Pour Christophe Robert, délégué général de la fondation Abbé Pierre, mardi sur franceinfo, la responsabilité, notamment des pouvoirs publics, va être engagée après l'effondrement de trois bâtiments à Marseille.

Vue sur les deux bâtiments qui se sont effondrés à Marseille (Bouches-du-Rhône), le 5 novembre 2018.
Vue sur les deux bâtiments qui se sont effondrés à Marseille (Bouches-du-Rhône), le 5 novembre 2018. (EMIN AKYEL / AFP)

"Ces immeubles étaient connus et c'est là où ça fait froid dans le dos." Le délégué général de la fondation Abbé Pierre estime, mardi 6 novembre sur franceinfo, qu'il faut prendre "la mesure du danger que constitue l'habitat indigne" après l'effondrement de bâtiments à Marseille. Alors que "5 à 8 victimes" pourraient être encore ensevelies, selon le procureur de la République de Marseille, mardi matin. Christophe Robert estime qu'"il y a des responsabilités qui vont être engagées", notamment des pouvoirs publics.

On sait que dans les bidonvilles, on a des risques majeurs de personnes qui vont, parce qu'elles utilisent des chauffages d'appoint, risquer un incendie qui peut être mortel.Christophe Robertà franceinfo

Pour Christophe Robert, "ce sont des conditions tragiques qui rejoignent presque la question des bidonvilles". Le délégué général de la fondation Abbé Pierre insiste sur le fait que l'"on a 1 200 personnes qui vivent dans des bidonvilles à Marseille. Il y a un moment où il faut qu'on réagisse face à ça".

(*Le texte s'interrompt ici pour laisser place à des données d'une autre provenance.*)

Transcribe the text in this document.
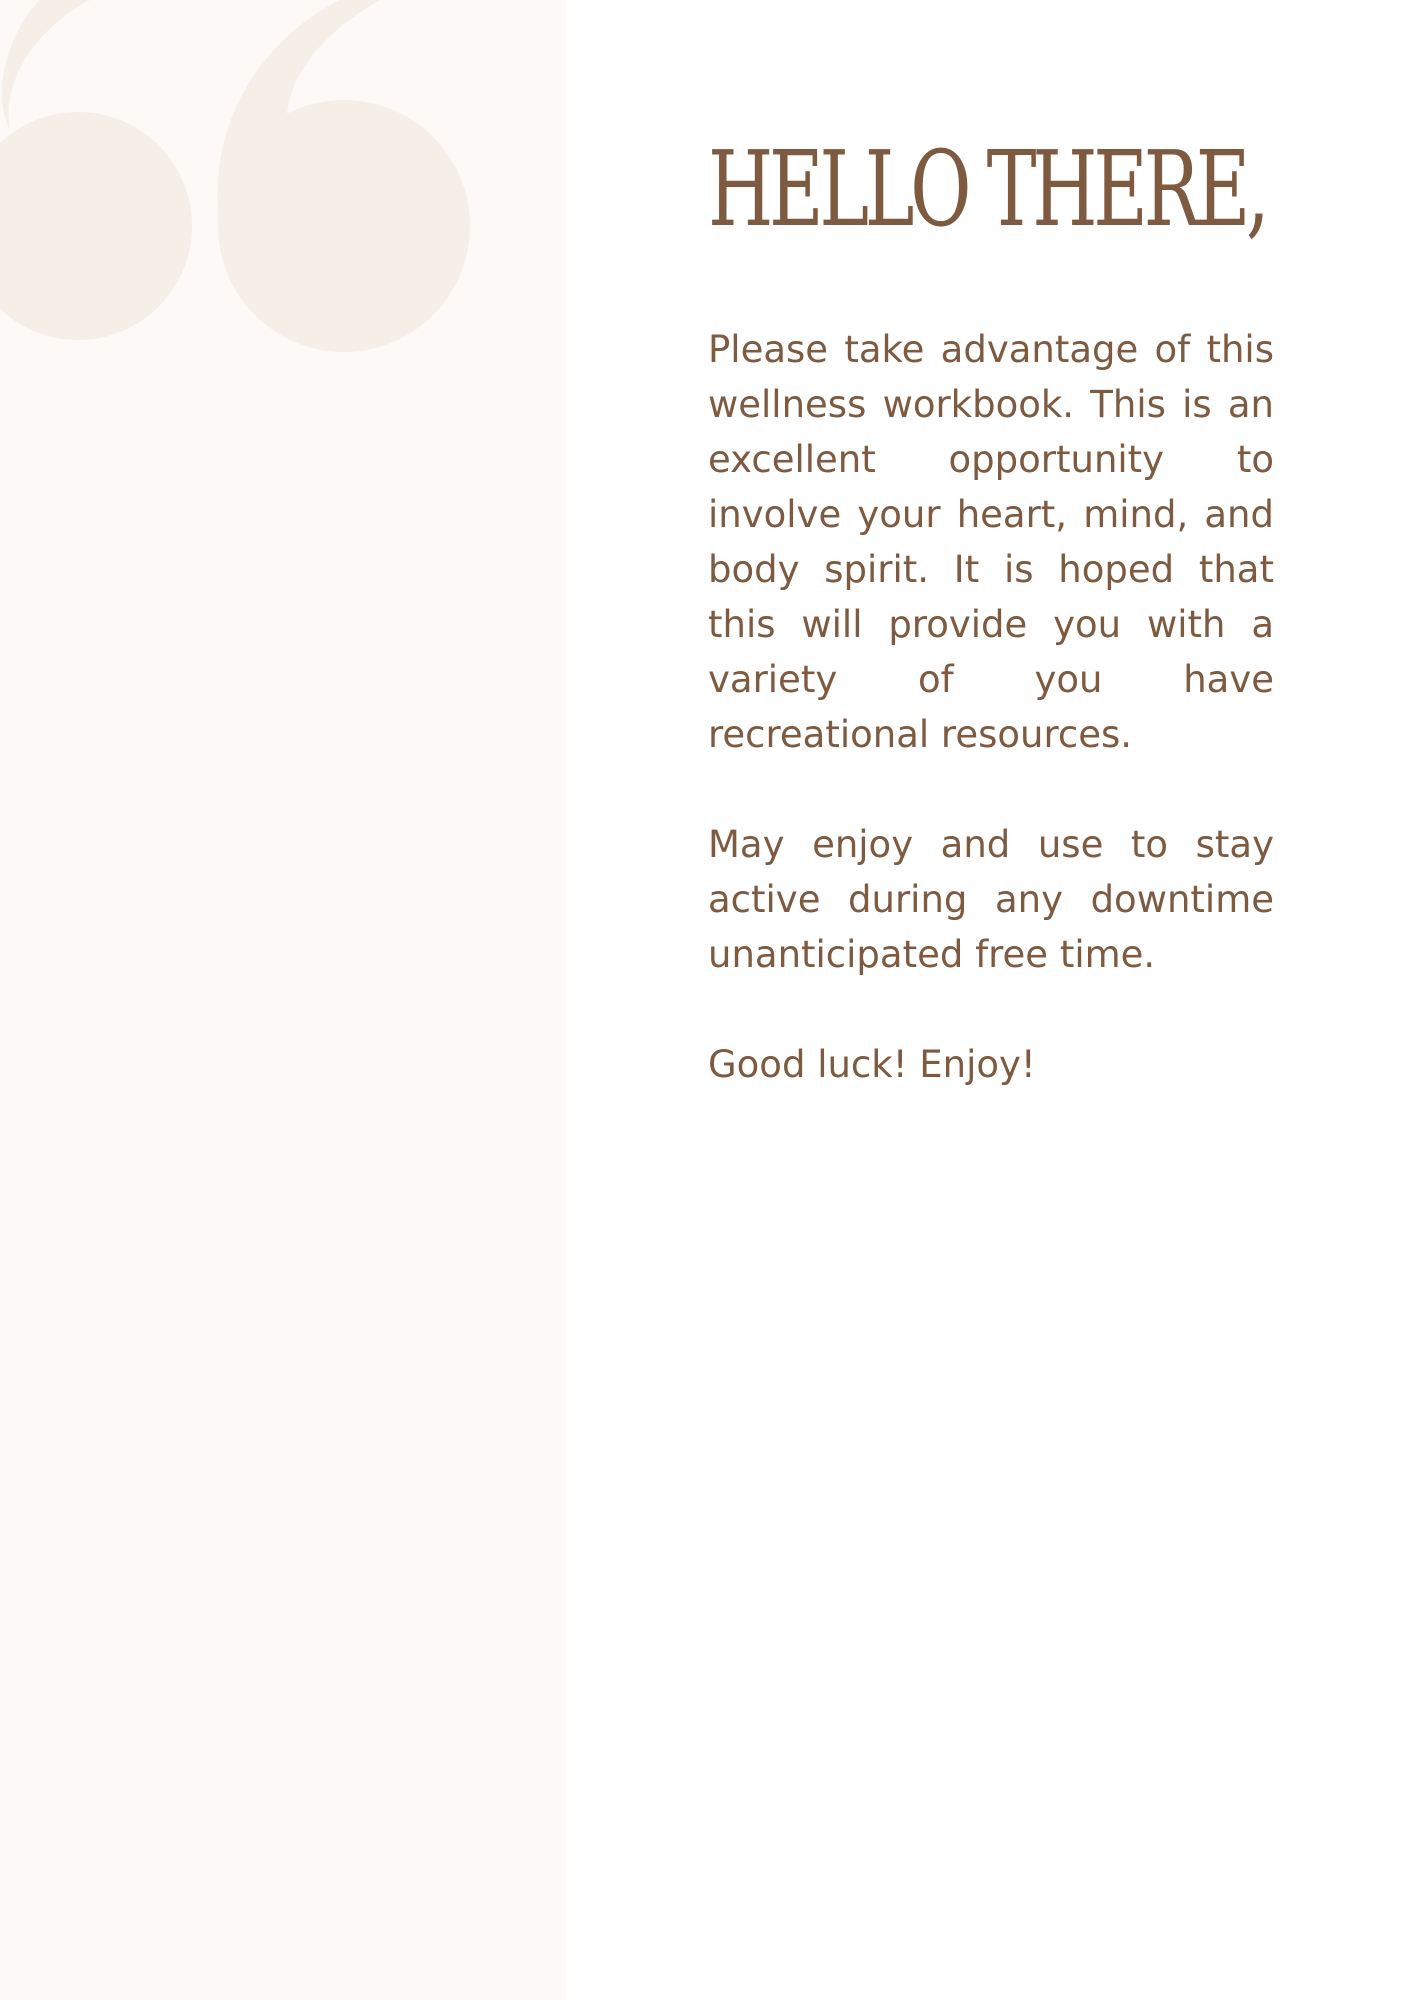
HELLO THERE,

Please take advantage of this wellness workbook. This is an excellent opportunity to involve your heart, mind, and body spirit. It is hoped that this will provide you with a variety of you have recreational resources.

May enjoy and use to stay active during any downtime unanticipated free time.

Good luck! Enjoy!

Ces immeubles avaient plus de 100 ans et faisaient l'objet d'une surveillance particulière. "Alors, ce n'est pas simple à faire, mais il faut impérativement que de ce diagnostic, on mette en place une intervention croisée de l'ensemble de la puissance publique, la ville, la métropole, le département, même la Région, pour pouvoir vraiment enrayer cette spirale de l'habitat indigne dans des villes comme Marseille", conclut Christophe Robert.